Ficou a olhar a distância por um bocado, com o olhar perdido no oceano. As suas palavras estavam carregadas de uma melancolia triste. Saudade. Estavam carregadas de saudade.

Continuou.

– Tudo o que nos fez foi tornar-nos perfeitos. E éramos. Absolutamente complementares, e algures entre nós havia um equilíbrio dinâmico. E embora sentíssemos o tempo a passar, fomo-nos apercebendo de que o tempo não contava assim tanto para nós. Fui verdadeiramente feliz durante todo aquele tempo, que foi muito tempo.

– O que é que correu mal, então?

– À medida que o tempo passava, a nossa consciência aprofundava-se. O objectivo de Yahvé era que nós fôssemos a génese de algo novo. Um começo, um salto. Com o tempo. nós e os nossos descendentes acabaríamos por nos impor porque éramos melhores. E com o tempo os genes imperfeitos acabariam por desaparecer.

– Como se suspeita que aconteceu ao Neanderthal quando o homo sapiens apareceu…

– Exacto. Era só uma questão de tempo. E nós iríamos ter, literalmente, todo o tempo do mundo. Mas à medida que o tempo passava, as nossas naturezas aprofundaram-se. Ele tornou-se mais masculino e eu mais feminina.

Calou-se. Consegui ver os seus olhos encherem-se de água.
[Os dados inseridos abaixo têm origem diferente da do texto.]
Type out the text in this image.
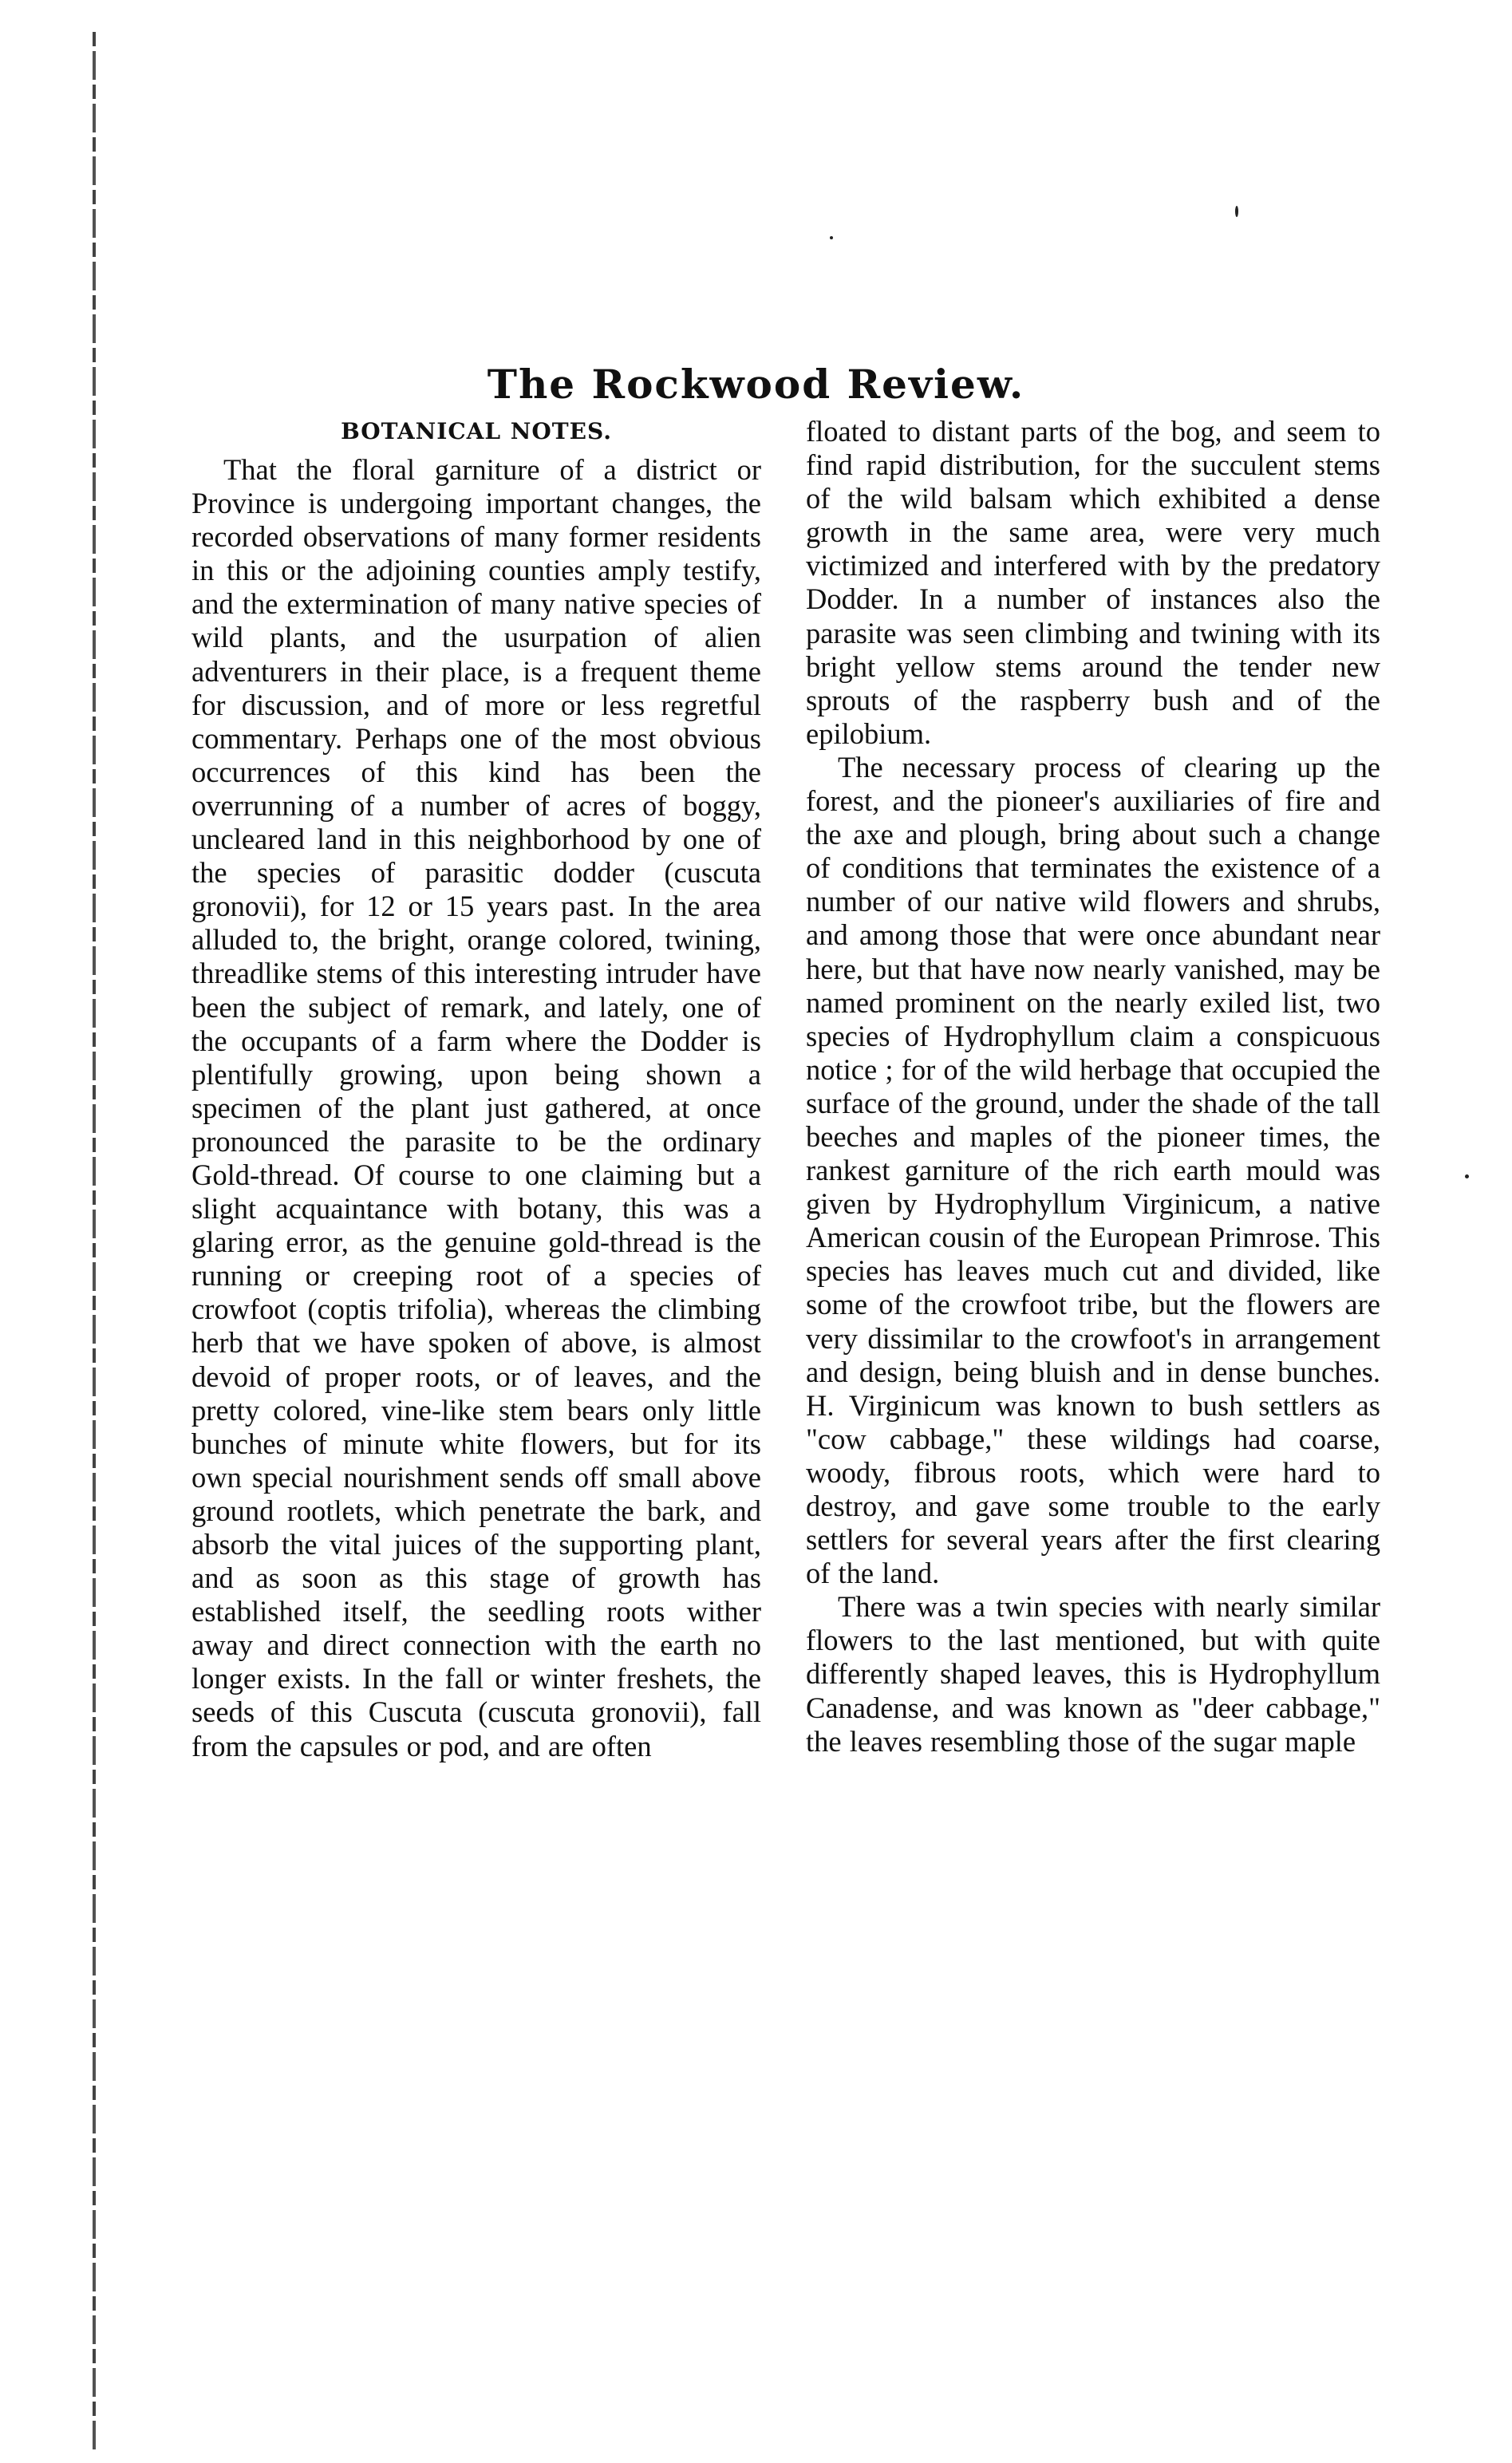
The Rockwood Review.
BOTANICAL NOTES.

That the floral garniture of a district or Province is undergoing important changes, the recorded observations of many former residents in this or the adjoining counties amply testify, and the extermination of many native species of wild plants, and the usurpation of alien adventurers in their place, is a frequent theme for discussion, and of more or less regretful commentary. Perhaps one of the most obvious occurrences of this kind has been the overrunning of a number of acres of boggy, uncleared land in this neighborhood by one of the species of parasitic dodder (cuscuta gronovii), for 12 or 15 years past. In the area alluded to, the bright, orange colored, twining, threadlike stems of this interesting intruder have been the subject of remark, and lately, one of the occupants of a farm where the Dodder is plentifully growing, upon being shown a specimen of the plant just gathered, at once pronounced the parasite to be the ordinary Gold-thread. Of course to one claiming but a slight acquaintance with botany, this was a glaring error, as the genuine gold-thread is the running or creeping root of a species of crowfoot (coptis trifolia), whereas the climbing herb that we have spoken of above, is almost devoid of proper roots, or of leaves, and the pretty colored, vine-like stem bears only little bunches of minute white flowers, but for its own special nourishment sends off small above ground rootlets, which penetrate the bark, and absorb the vital juices of the supporting plant, and as soon as this stage of growth has established itself, the seedling roots wither away and direct connection with the earth no longer exists. In the fall or winter freshets, the seeds of this Cuscuta (cuscuta gronovii), fall from the capsules or pod, and are often

floated to distant parts of the bog, and seem to find rapid distribution, for the succulent stems of the wild balsam which exhibited a dense growth in the same area, were very much victimized and interfered with by the predatory Dodder. In a number of instances also the parasite was seen climbing and twining with its bright yellow stems around the tender new sprouts of the raspberry bush and of the epilobium.

The necessary process of clearing up the forest, and the pioneer's auxiliaries of fire and the axe and plough, bring about such a change of conditions that terminates the existence of a number of our native wild flowers and shrubs, and among those that were once abundant near here, but that have now nearly vanished, may be named prominent on the nearly exiled list, two species of Hydrophyllum claim a conspicuous notice ; for of the wild herbage that occupied the surface of the ground, under the shade of the tall beeches and maples of the pioneer times, the rankest garniture of the rich earth mould was given by Hydrophyllum Virginicum, a native American cousin of the European Primrose. This species has leaves much cut and divided, like some of the crowfoot tribe, but the flowers are very dissimilar to the crowfoot's in arrangement and design, being bluish and in dense bunches. H. Virginicum was known to bush settlers as "cow cabbage," these wildings had coarse, woody, fibrous roots, which were hard to destroy, and gave some trouble to the early settlers for several years after the first clearing of the land.

There was a twin species with nearly similar flowers to the last mentioned, but with quite differently shaped leaves, this is Hydrophyllum Canadense, and was known as "deer cabbage," the leaves resembling those of the sugar maple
Aquilo que me contava tinha sido sem dúvida algo de extremamente doloroso.

Já eu aguardava que ela continuasse e sentia-me absolutamente abismado por esta mulher estar aqui a partilhar isto comigo, desta maneira. Alguém que me parecia cada vez mais intocável expunha-se diante de mim. Apeteceu-me abraçá-la, confortá-la, embora tenha achado que tal gesto da minha parte seria pequeno perante a imensidão de sentimentos que vinha dela e me tocava.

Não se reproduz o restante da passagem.